Noé tout court, comme ses amis l’appellent, aime le hockey plus que tout. Néanne dit que c’est le fan numéro un de ce sport, sans conteste. Noé voulait jouer au hockey. Le problème, c’est que la luge, le moyen utilisé normalement pour jouer au hockey dans les situations de handicap, ce n’était pas une option pour Noé à cause de la limitation du mouvement de ses bras. Mais Noé voulait malgré tout jouer au hockey. Il a un sourire large comme ça sur le visage dès qu’il est question de glace, de bâtons et de rondelles.

Cette année, la vie avait une belle surprise pour Noé. Au début des classes, son école, l’école Amishk, a décidé de proposer un programme de hockey pour motiver les jeunes, gars ou filles, à la persévérance scolaire par l’entremise du hockey. Parrainé par l’ancien joueur de hockey Joé Juneau, qui roule sa bosse dans les communautés autochtones depuis 2006, le programme de hockey scolaire de ce dernier a rapproché Noé de son rêve, jusqu’à le toucher du bout des doigts.

Noé est en 3e année. Malgré sa volonté évidente de participer au programme, on peut deviner que de nombreux obstacles se dressaient devant lui. Il lui fallait notamment de l’aide pour le transport vers l’aréna, l’habillement, le bon équipement et une rampe adaptée faite sur mesure pour que Noé puisse descendre sur la glace. Finalement, à la fin du mois de janvier, la rampe d’accès adaptée était prête. Malheureusement, au même moment, un bris à l’aréna a rendu la glace impraticable pendant deux semaines. Deux longues semaines où Noé-Mathias a dû attendre patiemment. Il sait déjà très bien faire ça malgré son jeune âge.

Finalement, à la Saint-Valentin cette année, comme dans un grand élan d’amour, Noé-Mathias a pu réaliser son rêve. Il a joué au hockey sur une « vraie » patinoire pour la première fois de sa vie.

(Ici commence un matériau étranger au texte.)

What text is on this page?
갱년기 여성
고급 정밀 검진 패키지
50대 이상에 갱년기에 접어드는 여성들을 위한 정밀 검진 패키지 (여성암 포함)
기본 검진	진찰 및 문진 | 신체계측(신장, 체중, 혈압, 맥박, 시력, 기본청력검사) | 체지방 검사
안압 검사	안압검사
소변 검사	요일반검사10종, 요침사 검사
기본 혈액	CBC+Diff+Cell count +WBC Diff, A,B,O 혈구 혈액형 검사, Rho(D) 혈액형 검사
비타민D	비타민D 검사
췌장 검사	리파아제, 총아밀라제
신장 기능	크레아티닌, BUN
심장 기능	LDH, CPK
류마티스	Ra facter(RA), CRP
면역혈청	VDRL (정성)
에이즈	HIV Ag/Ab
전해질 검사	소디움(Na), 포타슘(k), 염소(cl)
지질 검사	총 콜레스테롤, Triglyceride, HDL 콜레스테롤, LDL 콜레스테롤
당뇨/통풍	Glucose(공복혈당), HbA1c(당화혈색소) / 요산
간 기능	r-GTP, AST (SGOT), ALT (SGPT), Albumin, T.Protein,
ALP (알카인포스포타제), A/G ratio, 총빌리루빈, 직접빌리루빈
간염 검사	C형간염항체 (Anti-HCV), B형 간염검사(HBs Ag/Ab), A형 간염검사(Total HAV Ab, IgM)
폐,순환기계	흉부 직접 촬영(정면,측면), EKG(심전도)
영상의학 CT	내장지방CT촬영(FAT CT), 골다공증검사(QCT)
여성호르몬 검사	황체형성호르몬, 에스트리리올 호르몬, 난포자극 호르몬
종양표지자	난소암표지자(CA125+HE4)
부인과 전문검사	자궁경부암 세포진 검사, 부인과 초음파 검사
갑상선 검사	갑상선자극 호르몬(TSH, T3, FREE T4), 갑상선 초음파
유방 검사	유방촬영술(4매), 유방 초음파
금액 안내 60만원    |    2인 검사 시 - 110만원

Bien assis dans son fauteuil motorisé, Noé a mis la roue sur la glace. Pas question que l’intervenante qui l’accompagne chausse les patins, il voulait y aller seul, comme les autres. Cette journée-là, c’était lui, la vedette. Pendant l’entraînement, il a même compté son premier but avec les conseils des entraîneurs et d’un ancien joueur de la Ligue nationale de hockey de surcroît. Depuis, Noé n’a pas arrêté de demander à sa mère si elle pouvait louer la patinoire pour lui et ses amis. Il faut savoir que Néanne est aussi une joueuse de hockey. Ils y vont presque chaque semaine, me dit-elle. À croire que le hockey coule dans leurs veines à tous les deux. L’autre grand rêve de Noé-Mathias, c’est d’un jour voir jouer le Canadien, même si son équipe préférée du moment, ce sont les Sénateurs d’Ottawa.

Noé-Mathias est débrouillard. À l’école, il écrit à l’aide de son ordinateur et de sa souris. Il est pourtant revenu de loin. Il ne bougeait nullement à la naissance. Il a été bien entouré, suivi quotidiennement à l’école par son éducatrice spécialisée, inscrit dans un protocole de recherche qui l’amène vers les meilleurs spécialistes de la province plusieurs fois par année. Il va bien. Il fait tout pour être autonome et utilise l’humour pour que les autres se sentent bien. Il a un grand cœur et plein d’amis.

Voilà ce qui se passe parfois quand on redonne, quand on rend les choses possibles, qu’on ne voit plus les couleurs et les barrières et qu’on fait les efforts qu’il faut. On construit des ponts ou des rampes, on allume des étincelles, on crée des souvenirs impérissables. Et pas seulement pour Noé, mais pour tous ceux qui voient les étoiles dans ses yeux.